The Dean raised his eyebrows. “Nothing?” he asked. “To the best of my knowledge they took away an entire sackful of… er… contraceptives.”

“I was talking of drugs, Dean. There was the question of motive, you understand. The police seemed to think Zipser was in the grip of an irrational impulse.”

“From what I heard he was in the grip of Mrs Biggs,” said the Senior Tutor. “I suppose you can call Mrs Biggs an irrational impulse. Certainly a very tasteless one. And as for the other things, I must admit I find a predilection for gas-filled contraceptives quite unaccountable.”

“According to the police, there were two hundred and fifty,” said the Bursar.

“No accounting for tastes,” said the Dean, “though for my part I prefer… to regard the whole deplorable affair as being politically motivated. This fellow Zipser was clearly an anarchist. He had a lot of left-wing literature in his rooms.”

“I understood him to be doing research into pumpernickel,” said the Bursar. “Its origins in sixteenth-century Germany.”

“He also belonged to a number of subversive societies,” the Dean continued.

“I’d hardly call the United Nations Association subversive, Dean,” the Bursar protested.

“I would,” said the Dean. “All political societies are subversive. Must be. Stands to reason.
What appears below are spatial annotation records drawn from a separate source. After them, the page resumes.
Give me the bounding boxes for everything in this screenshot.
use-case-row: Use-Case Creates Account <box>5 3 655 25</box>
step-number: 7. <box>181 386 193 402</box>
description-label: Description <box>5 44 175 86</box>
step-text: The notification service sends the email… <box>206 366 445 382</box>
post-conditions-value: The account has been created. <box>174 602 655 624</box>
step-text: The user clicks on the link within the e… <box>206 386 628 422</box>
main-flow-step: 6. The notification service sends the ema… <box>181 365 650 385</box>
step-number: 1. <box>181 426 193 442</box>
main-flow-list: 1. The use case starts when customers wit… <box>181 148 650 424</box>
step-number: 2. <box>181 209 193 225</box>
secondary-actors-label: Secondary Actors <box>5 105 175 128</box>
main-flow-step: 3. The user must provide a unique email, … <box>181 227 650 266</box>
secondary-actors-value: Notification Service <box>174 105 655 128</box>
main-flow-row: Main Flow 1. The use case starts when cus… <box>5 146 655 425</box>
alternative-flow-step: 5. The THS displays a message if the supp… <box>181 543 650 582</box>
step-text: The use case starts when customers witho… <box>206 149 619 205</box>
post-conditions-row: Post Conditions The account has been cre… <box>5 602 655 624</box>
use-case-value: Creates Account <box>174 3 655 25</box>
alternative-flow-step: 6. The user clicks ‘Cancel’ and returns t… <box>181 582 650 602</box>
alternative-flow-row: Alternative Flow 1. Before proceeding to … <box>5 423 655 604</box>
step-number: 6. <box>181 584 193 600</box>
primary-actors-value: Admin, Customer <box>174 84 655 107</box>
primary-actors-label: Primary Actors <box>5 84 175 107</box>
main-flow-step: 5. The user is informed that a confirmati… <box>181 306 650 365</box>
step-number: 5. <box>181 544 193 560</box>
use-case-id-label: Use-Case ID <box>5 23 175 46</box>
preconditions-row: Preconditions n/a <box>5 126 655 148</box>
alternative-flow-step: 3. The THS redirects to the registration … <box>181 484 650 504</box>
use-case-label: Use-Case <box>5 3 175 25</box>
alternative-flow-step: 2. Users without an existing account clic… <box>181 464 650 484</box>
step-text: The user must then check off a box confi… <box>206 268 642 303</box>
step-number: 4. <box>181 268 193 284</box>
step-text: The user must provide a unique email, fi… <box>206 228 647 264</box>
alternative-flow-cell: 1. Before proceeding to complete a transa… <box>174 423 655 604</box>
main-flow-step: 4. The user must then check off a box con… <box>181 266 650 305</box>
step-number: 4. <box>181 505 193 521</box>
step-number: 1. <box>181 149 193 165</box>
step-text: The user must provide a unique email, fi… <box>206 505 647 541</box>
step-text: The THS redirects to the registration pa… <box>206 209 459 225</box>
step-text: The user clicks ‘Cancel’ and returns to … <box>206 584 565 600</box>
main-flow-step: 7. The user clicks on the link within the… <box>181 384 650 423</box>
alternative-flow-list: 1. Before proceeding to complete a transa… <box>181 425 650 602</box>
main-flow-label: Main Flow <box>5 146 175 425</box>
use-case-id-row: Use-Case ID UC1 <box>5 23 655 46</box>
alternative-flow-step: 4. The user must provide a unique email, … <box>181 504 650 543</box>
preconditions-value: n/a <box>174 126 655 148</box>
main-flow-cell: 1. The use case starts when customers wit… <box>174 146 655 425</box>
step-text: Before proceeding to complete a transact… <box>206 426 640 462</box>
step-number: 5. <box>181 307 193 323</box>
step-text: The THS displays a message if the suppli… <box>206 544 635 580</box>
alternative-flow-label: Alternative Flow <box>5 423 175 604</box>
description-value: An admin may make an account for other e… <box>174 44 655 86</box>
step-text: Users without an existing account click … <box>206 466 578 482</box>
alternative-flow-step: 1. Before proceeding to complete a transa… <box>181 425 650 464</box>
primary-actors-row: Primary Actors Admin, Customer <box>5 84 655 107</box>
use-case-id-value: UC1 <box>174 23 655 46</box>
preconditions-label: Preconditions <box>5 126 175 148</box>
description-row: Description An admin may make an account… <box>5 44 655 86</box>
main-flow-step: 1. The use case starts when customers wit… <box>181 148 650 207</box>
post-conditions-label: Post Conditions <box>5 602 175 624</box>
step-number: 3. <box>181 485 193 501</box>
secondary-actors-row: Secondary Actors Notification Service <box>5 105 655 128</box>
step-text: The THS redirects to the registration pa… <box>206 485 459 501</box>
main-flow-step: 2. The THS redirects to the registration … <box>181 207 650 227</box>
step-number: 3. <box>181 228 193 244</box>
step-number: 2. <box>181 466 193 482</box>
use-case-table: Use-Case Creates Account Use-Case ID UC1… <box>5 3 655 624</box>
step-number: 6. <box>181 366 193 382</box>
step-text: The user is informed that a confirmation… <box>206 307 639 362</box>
Wouldn’t exist if they weren’t trying to subvert something or other.”

“Certainly a most extraordinary way of going about things,” said the Bursar. “And it still doesn’t explain the presence of Mrs Biggs.”

“I’m inclined to agree with the Dean,” said the Senior Tutor. “Anyone who could go to bed with Mrs Biggs must have been either demented or motivated by a grossly distorted sense of social duty and to have launched two hundred and fifty lethal contraceptives on an unsuspecting world argues a fanaticism…”

“On the other hand,” said the Bursar, “he had been to see you about his… er… compulsion for the good woman. You mentioned it at the time.”

“Yes, well, perhaps he did,” the Senior Tutor admitted, “though I’d question your use of good as far as Mrs Biggs was concerned. In any case, I sent him on to the Chaplain.”

They looked at the Chaplain questioningly. “Mrs Biggs good?” shouted the Chaplain. “I should say so. Splendid woman.”

“We were wondering if Zipser gave you any hint as to his motives,” the Bursar explained.